When monitoring the quality of cancer care, the severity of symptoms is an important factor to consider. But assessments often rely on what the symptoms are like at one time point, such as the baseline interview at diagnosis or hospice admission, even though symptom severity changes rapidly in cancer patients, especially as the patient approaches death, say researchers from University of Toronto in Canada. They suggest that using repeated assessments at varying time points could both help improve care and predict the risk of death more closely.
They designed a longitudinal study of 66,112 outpatients, with > 310,000 assessments of symptoms. Using patient symptom reports from the Edmonton Symptom Assessment System (ESAS), the researchers compared a model using a time-varying covariate for each symptom with one that used only a time-fixed (baseline) covariate for each symptom. The median follow-up period was about 19 months, with a median of 3 assessments per patient and a median of 1.16 months between each assessment. Each assessment covered 9 symptom scores: fatigue, appetite, well-being, drowsiness, pain, shortness of breath, anxiety, depression, and nausea.

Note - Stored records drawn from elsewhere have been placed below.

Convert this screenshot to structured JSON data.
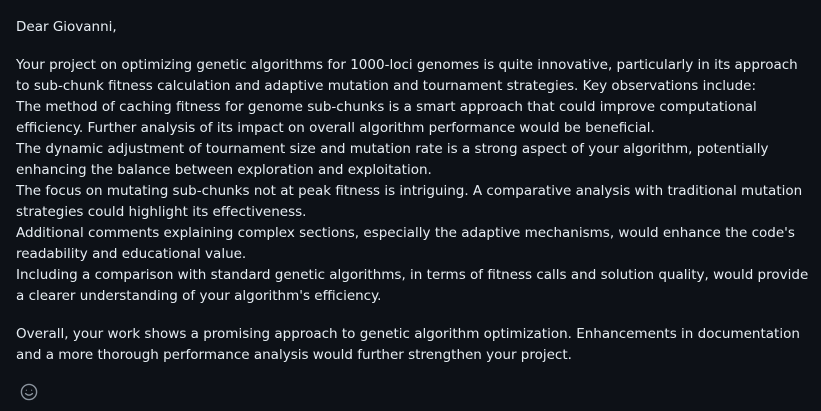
{
  "comment": {
    "greeting": "Dear Giovanni,",
    "intro": "Your project on optimizing genetic algorithms for 1000-loci genomes is quite innovative, particularly in its approach to sub-chunk fitness calculation and adaptive mutation and tournament strategies. Key observations include:",
    "observations": [
      "The method of caching fitness for genome sub-chunks is a smart approach that could improve computational efficiency. Further analysis of its impact on overall algorithm performance would be beneficial.",
      "The dynamic adjustment of tournament size and mutation rate is a strong aspect of your algorithm, potentially enhancing the balance between exploration and exploitation.",
      "The focus on mutating sub-chunks not at peak fitness is intriguing. A comparative analysis with traditional mutation strategies could highlight its effectiveness.",
      "Additional comments explaining complex sections, especially the adaptive mechanisms, would enhance the code's readability and educational value.",
      "Including a comparison with standard genetic algorithms, in terms of fitness calls and solution quality, would provide a clearer understanding of your algorithm's efficiency."
    ],
    "closing": "Overall, your work shows a promising approach to genetic algorithm optimization. Enhancements in documentation and a more thorough performance analysis would further strengthen your project."
  },
  "reaction": {
    "icon": "smiley-icon"
  },
  "colors": {
    "background": "#0d1117",
    "text": "#e6edf3",
    "icon": "#8b949e"
  }
}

The repeated assessments improved predictions for risk of death. The strongest predictors were increased pain, fatigue, and reduced appetite. As symptoms became more severe, the hazard of death increased significantly. For example, at any given time, a patient with a severe pain score had about 2 times the risk of death compared with a patient with no pain. Similarly, among patients with breast cancer, a woman with the worst appetite score had 3.66 times the risk of death compared with a woman with the best appetite score.
Though shortness of breath was a predictor among women with breast cancer, the researchers found no associations between shortness of breath and risk of death in patients with lung cancer. (This could be because shortness of breath is well managed in these patients, the researchers note.) They also found no significant associations between depression and death, overall, or by any of the cancer types.
The researchers encourage recording measurements on symptom scores over time, at each visit, using paper-based visual scales or electronic surveys. The information about changing symptoms could prompt interventions such as exercise for fatigue and nutritional support for anorexia. On the other hand, worsening pain, fatigue, and appetite may be unavoidable, the researchers say, and a “flag for impending death”—in which case, a more timely assessment might sooner identify patients in need of palliative care.
Sutradhar R, Atzema C, Seow H, Earle C, Porter J, Barbera L. J Pain Symptom Manage. 2014;48(6):1041-1049.